Bernoulli Naive Bayes:
Accuracy: 0.8856762237102707
Precision: 0.8855034508139028
Recall: 0.8157853196527229
F1 Score: 0.8490373364494272


Multinomial Naive Bayes:
Accuracy: 0.7902612468169388
Precision: 0.7406952001397835
Recall: 0.7214801772812822
F1 Score: 0.7305907760768595


Gaussian Naive Bayes:
Accuracy: 0.8202555880411204
Precision: 0.698905668336373
Recall: 0.9575344544957805
F1 Score: 0.8078451270743713


**Discussion:**
- **Best Performance:** Bernoulli Naive Bayes achieved the highest accuracy, precision, and F1 score among the three variants. It performed well in capturing both true positives and true negatives.
  
- **Multinomial Naive Bayes:** While it showed reasonable performance, it performed slightly lower than Bernoulli Naive Bayes.
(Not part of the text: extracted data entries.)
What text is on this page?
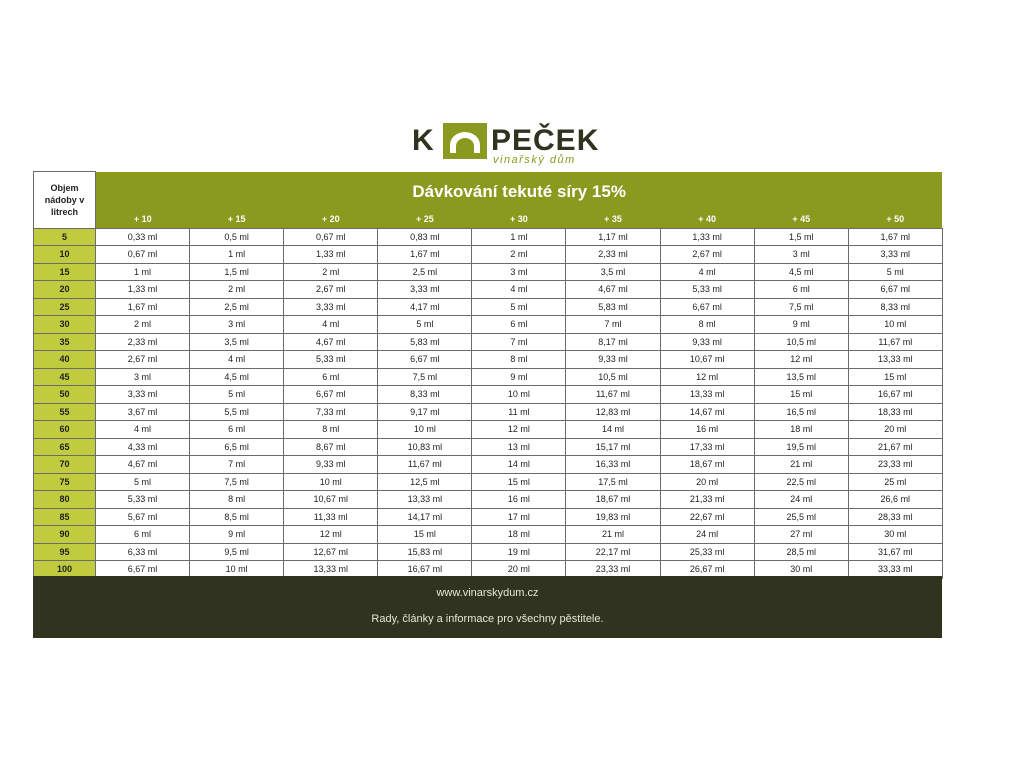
K PEČEK
vinařský dům
Objem nádoby v litrech	Dávkování tekuté síry 15%								
	+ 10	+ 15	+ 20	+ 25	+ 30	+ 35	+ 40	+ 45	+ 50
5	0,33 ml	0,5 ml	0,67 ml	0,83 ml	1 ml	1,17 ml	1,33 ml	1,5 ml	1,67 ml
10	0,67 ml	1 ml	1,33 ml	1,67 ml	2 ml	2,33 ml	2,67 ml	3 ml	3,33 ml
15	1 ml	1,5 ml	2 ml	2,5 ml	3 ml	3,5 ml	4 ml	4,5 ml	5 ml
20	1,33 ml	2 ml	2,67 ml	3,33 ml	4 ml	4,67 ml	5,33 ml	6 ml	6,67 ml
25	1,67 ml	2,5 ml	3,33 ml	4,17 ml	5 ml	5,83 ml	6,67 ml	7,5 ml	8,33 ml
30	2 ml	3 ml	4 ml	5 ml	6 ml	7 ml	8 ml	9 ml	10 ml
35	2,33 ml	3,5 ml	4,67 ml	5,83 ml	7 ml	8,17 ml	9,33 ml	10,5 ml	11,67 ml
40	2,67 ml	4 ml	5,33 ml	6,67 ml	8 ml	9,33 ml	10,67 ml	12 ml	13,33 ml
45	3 ml	4,5 ml	6 ml	7,5 ml	9 ml	10,5 ml	12 ml	13,5 ml	15 ml
50	3,33 ml	5 ml	6,67 ml	8,33 ml	10 ml	11,67 ml	13,33 ml	15 ml	16,67 ml
55	3,67 ml	5,5 ml	7,33 ml	9,17 ml	11 ml	12,83 ml	14,67 ml	16,5 ml	18,33 ml
60	4 ml	6 ml	8 ml	10 ml	12 ml	14 ml	16 ml	18 ml	20 ml
65	4,33 ml	6,5 ml	8,67 ml	10,83 ml	13 ml	15,17 ml	17,33 ml	19,5 ml	21,67 ml
70	4,67 ml	7 ml	9,33 ml	11,67 ml	14 ml	16,33 ml	18,67 ml	21 ml	23,33 ml
75	5 ml	7,5 ml	10 ml	12,5 ml	15 ml	17,5 ml	20 ml	22,5 ml	25 ml
80	5,33 ml	8 ml	10,67 ml	13,33 ml	16 ml	18,67 ml	21,33 ml	24 ml	26,6 ml
85	5,67 ml	8,5 ml	11,33 ml	14,17 ml	17 ml	19,83 ml	22,67 ml	25,5 ml	28,33 ml
90	6 ml	9 ml	12 ml	15 ml	18 ml	21 ml	24 ml	27 ml	30 ml
95	6,33 ml	9,5 ml	12,67 ml	15,83 ml	19 ml	22,17 ml	25,33 ml	28,5 ml	31,67 ml
100	6,67 ml	10 ml	13,33 ml	16,67 ml	20 ml	23,33 ml	26,67 ml	30 ml	33,33 ml
www.vinarskydum.cz
Rady, články a informace pro všechny pěstitele.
It's worth noting that the Multinomial variant is designed for discrete data and may not be as well-suited for this dataset with binary features.

- **Gaussian Naive Bayes:** While having a high recall, indicating it identifies a high proportion of actual spams, it has lower precision. This means it may classify some non-spam instances as spam. The Gaussian variant assumes a normal distribution for features, which might not be an ideal assumption for this dataset.

**Limitations of Naive Bayes:**
- **Assumption of Independence:** Naive Bayes assumes that features are independent, which might not hold true in real-world scenarios.
  
- **Sensitive to Feature Correlation:** If features are highly correlated, it can negatively impact the performance of Naive Bayes.

- **Limited Expressiveness:** Naive Bayes may not capture complex relationships in the data, especially when interactions between features are essential for accurate predictions.

In conclusion, the choice of the best variant depends on the specific characteristics of the dataset. In this case, Bernoulli Naive Bayes performed the best overall, likely because the dataset contains binary features. Understanding the nature of the features and the underlying assumptions of each variant is crucial for selecting an appropriate Naive Bayes model.